Prédateurs, abuseurs, corrupteurs intransigeants
Loin de moi l’idée que l’église de Rome est la seule à profiter du contrôle des sexes, et qu’elle ne paie après tout que le prix minime de ce pouvoir qu’elle exerce sur le corps des prélats et des croyants. Au Mont Athos, les moines fous de dieu sont des chasseurs du féminin : il faut les voir scruter les animaux domestiques ou sauvages, pour contrôler si par malheur une femelle n’était tombée du ciel. Heureusement qu’ils ne sont pas entomologistes ou botanistes : la nature luxuriante qui les entoure est essentiellement féminine : les pistils ou gynécées - nom que l’on donnait aussi aux harems antiques - les reines de leurs ruches, les œufs de lump dont ils se gavent… Bref, ils vivent un enfer sans le savoir. Cela n’est pas sans conséquences : il faut voir leur regard lubrique au passage des éphèbes touristes, écouter les histoires scabreuses des jeunes séminaristes apprentis , lire Jacques Lacarrière et son hommage au Mont Athos (Un été grec), pour saisir l’incohérence et les impasses de leur obsession antiféministe. Mais après tout, le Mont Athos n’est qu’un musée vivant voué au monde byzantin, crée jadis par l’empereur pour éloigner les moines trop influents à Constantinople. Mais, en général, les popes grecs pouvant se marier, régissant des croyants qui peuvent divorcer trois fois, leurs scandales scabreux portent essentiellement sur les femmes de leurs administrés. C’est déjà ça…

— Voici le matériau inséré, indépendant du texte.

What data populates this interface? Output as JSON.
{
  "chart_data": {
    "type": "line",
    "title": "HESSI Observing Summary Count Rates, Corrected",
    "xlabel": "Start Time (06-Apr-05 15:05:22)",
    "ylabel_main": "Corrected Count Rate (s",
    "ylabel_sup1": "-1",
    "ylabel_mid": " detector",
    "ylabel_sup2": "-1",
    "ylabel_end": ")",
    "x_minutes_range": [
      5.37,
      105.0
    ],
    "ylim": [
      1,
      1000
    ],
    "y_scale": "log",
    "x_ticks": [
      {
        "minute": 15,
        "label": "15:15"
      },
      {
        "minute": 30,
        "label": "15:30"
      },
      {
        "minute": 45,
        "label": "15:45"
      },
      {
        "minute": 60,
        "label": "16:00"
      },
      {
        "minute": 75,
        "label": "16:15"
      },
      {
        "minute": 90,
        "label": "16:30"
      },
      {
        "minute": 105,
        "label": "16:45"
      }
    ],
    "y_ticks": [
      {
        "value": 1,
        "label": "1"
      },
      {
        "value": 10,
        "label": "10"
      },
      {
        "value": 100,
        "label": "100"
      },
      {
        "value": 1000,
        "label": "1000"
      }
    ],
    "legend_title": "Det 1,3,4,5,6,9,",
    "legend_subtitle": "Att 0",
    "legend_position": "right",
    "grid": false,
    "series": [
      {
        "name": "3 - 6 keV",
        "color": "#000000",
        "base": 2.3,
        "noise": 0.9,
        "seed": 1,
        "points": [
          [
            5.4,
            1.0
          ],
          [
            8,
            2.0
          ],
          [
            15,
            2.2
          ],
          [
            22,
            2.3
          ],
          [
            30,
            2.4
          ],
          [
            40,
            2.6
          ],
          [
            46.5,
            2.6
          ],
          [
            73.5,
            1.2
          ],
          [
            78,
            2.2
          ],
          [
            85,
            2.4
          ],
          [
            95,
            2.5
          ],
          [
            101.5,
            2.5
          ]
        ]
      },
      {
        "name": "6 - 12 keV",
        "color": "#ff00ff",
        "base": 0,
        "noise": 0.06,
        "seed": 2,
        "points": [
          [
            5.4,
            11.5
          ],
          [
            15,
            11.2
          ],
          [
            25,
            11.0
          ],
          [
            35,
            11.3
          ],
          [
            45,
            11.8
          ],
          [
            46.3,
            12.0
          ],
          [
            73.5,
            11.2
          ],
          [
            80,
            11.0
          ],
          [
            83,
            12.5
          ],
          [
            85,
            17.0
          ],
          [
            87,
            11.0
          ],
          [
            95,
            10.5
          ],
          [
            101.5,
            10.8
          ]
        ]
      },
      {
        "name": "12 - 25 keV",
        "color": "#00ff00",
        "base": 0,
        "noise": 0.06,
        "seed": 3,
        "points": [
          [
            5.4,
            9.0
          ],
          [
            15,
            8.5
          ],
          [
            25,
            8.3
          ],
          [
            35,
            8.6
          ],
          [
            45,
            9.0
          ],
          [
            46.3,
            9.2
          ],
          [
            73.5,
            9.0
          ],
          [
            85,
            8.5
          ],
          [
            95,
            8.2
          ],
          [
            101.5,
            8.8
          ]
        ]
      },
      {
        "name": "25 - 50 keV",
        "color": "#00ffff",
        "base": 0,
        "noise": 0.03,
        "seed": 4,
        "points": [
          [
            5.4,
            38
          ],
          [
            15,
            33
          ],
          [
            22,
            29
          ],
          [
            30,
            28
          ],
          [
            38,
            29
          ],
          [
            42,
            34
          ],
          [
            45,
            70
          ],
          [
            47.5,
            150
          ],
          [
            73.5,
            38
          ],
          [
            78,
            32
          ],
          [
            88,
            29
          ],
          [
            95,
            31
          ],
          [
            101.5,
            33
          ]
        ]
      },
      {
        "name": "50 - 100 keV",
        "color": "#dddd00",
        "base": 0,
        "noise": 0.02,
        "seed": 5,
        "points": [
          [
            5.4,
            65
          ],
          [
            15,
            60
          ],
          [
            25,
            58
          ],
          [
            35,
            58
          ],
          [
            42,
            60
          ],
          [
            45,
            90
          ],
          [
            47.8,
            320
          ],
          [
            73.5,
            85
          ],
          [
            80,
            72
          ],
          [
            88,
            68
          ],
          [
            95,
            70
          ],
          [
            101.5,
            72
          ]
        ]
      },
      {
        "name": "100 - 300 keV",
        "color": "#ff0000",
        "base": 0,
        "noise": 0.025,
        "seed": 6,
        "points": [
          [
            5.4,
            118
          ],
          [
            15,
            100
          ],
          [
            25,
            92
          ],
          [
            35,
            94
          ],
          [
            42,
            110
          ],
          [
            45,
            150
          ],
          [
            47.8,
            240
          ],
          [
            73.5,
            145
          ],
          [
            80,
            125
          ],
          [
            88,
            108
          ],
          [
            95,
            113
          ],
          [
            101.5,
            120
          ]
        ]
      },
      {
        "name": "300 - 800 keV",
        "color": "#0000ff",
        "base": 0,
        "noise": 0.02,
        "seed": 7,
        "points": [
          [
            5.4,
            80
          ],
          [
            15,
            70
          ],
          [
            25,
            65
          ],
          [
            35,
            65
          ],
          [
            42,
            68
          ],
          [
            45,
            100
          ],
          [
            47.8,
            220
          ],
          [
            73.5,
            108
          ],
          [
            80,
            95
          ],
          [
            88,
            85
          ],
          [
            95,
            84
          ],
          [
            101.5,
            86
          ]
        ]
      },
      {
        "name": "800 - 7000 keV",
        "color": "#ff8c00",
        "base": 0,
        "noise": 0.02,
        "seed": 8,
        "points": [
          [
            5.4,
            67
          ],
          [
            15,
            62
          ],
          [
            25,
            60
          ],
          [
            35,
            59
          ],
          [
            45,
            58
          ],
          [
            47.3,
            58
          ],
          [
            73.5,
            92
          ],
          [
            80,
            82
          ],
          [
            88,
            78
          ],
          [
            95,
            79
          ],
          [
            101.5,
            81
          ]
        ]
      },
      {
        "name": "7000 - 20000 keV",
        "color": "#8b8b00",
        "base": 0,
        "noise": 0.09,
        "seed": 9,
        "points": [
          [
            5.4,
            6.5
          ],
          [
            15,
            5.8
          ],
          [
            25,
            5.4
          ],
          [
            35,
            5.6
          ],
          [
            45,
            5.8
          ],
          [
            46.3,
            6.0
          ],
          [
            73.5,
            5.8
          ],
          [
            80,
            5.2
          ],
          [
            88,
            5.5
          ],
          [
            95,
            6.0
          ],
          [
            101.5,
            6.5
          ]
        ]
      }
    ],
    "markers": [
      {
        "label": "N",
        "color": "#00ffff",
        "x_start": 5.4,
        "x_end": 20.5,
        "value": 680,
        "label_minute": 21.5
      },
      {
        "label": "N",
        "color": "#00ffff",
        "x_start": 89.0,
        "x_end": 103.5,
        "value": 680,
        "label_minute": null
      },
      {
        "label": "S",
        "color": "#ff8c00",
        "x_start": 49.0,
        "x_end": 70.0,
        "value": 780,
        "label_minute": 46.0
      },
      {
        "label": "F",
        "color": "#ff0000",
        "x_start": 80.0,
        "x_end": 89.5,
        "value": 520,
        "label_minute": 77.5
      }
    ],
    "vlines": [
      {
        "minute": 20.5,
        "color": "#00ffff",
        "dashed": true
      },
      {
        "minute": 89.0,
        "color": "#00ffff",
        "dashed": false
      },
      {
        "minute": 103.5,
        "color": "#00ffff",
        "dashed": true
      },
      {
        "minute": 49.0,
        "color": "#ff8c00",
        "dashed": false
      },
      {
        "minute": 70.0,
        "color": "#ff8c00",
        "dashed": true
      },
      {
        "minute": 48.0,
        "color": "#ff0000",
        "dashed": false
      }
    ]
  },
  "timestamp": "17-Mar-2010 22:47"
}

Laissons de côté les imams et les traditions ottomanes ancestrales tournant autour du kocek, le jeune garçon apprenti, danseur voluptueux de la cour des sultans. Ne gâchons pas les vacances marocaines des uns et des autres, ni les soirées princières à Djeddah. Par ailleurs nous sommes là dans un autre monde - jadis assumé - plus proche des traditions shintoïstes, bouddhistes ou athéniennes et où la pédérastie est considérée comme un apprentissage, un rituel accédant à la maturité, au grand plaisir (mais aussi à la grande responsabilité) de ceux qui en ont la charge. L’helléniste Pierre Vidal Naquet ne nous révélait pas que la pédérastie était rigoureusement interdite chez les esclaves ? Tradition reprise par les perses du seizième siècle « à la femme la reproduction, aux jeunes le plaisir » nous dit un de leurs dictons…
Au fil des siècles, il existe cependant une constante. Que l’on discourt sur la pédophilie ou la pédérastie (littéralement être attiré ou aimer les enfants), cela concerne quasi exclusivement les garçons. Pas de mystère là dessus. Les femmes et les jeunes filles sont exclues de ce monde d’hommes. De l’antiquité à aujourd’hui, plus les femmes sont exclues, considérées comme un élément utilitaire d’une société essentiellement masculine, et plus l’amour des jeunes concerne les garçons. Plus une société, une structure sociale est misogyne (littéralement haïssant la femme) et plus l’amour des garçons apparaît comme une solution aux pulsions complexes d’attraction - répulsion du féminin. La Grèce antique basait sa misogynie sur des considérations malthusiennes à la base de la cité idéale voire de la démocratie ingérable pour un grand nombre. Elle relayait cette crainte d’un dépassement démographique par des mythes fondateurs de la cité qui peignaient la femme comme un danger pour son équilibre démographique et sa rationalité philosophique (bacchantes). Mais, en passant du logos à la révélation, cette peur du féminin (qui réussit vers le sixième siècle AJC à faire de la mère de Jésus une vierge pour pouvoir, enfin, la sanctifier pleinement) ne pouvait pas donner à la révélation, qu’elle soit juive, chrétienne ou musulmane, la forme féminine. Pour l’islam, tardif dans l’accumulation des religions monothéistes, ce fut le temps d’un progrès : pour les mêmes raisons démographiques, la religion des puits d’eau tuait les filles jusqu’à l’apparition du premier mâle. Pour les autres, ce fut une régression : un dieu mâle tout puissant remplaça le désordre d’une ribambelle de divinités qui préservait une parité houleuse. Pour les amoureux du dogme, comme l’est aujourd’hui le pape, couvrir les scandales - littéralement les provocations du diable contre les commandements de Moïse (Pentateuque) - reste la seule manière de préserver l’absence de contestation de l’homme dieu. Ce n’est donc pas une mince affaire : garder la femme à sa place vaut bien la protection de quelques curés scandaleux. Ils ne sont que des pierres de l’édifice ; Eve, elle, en est la pierre de voûte.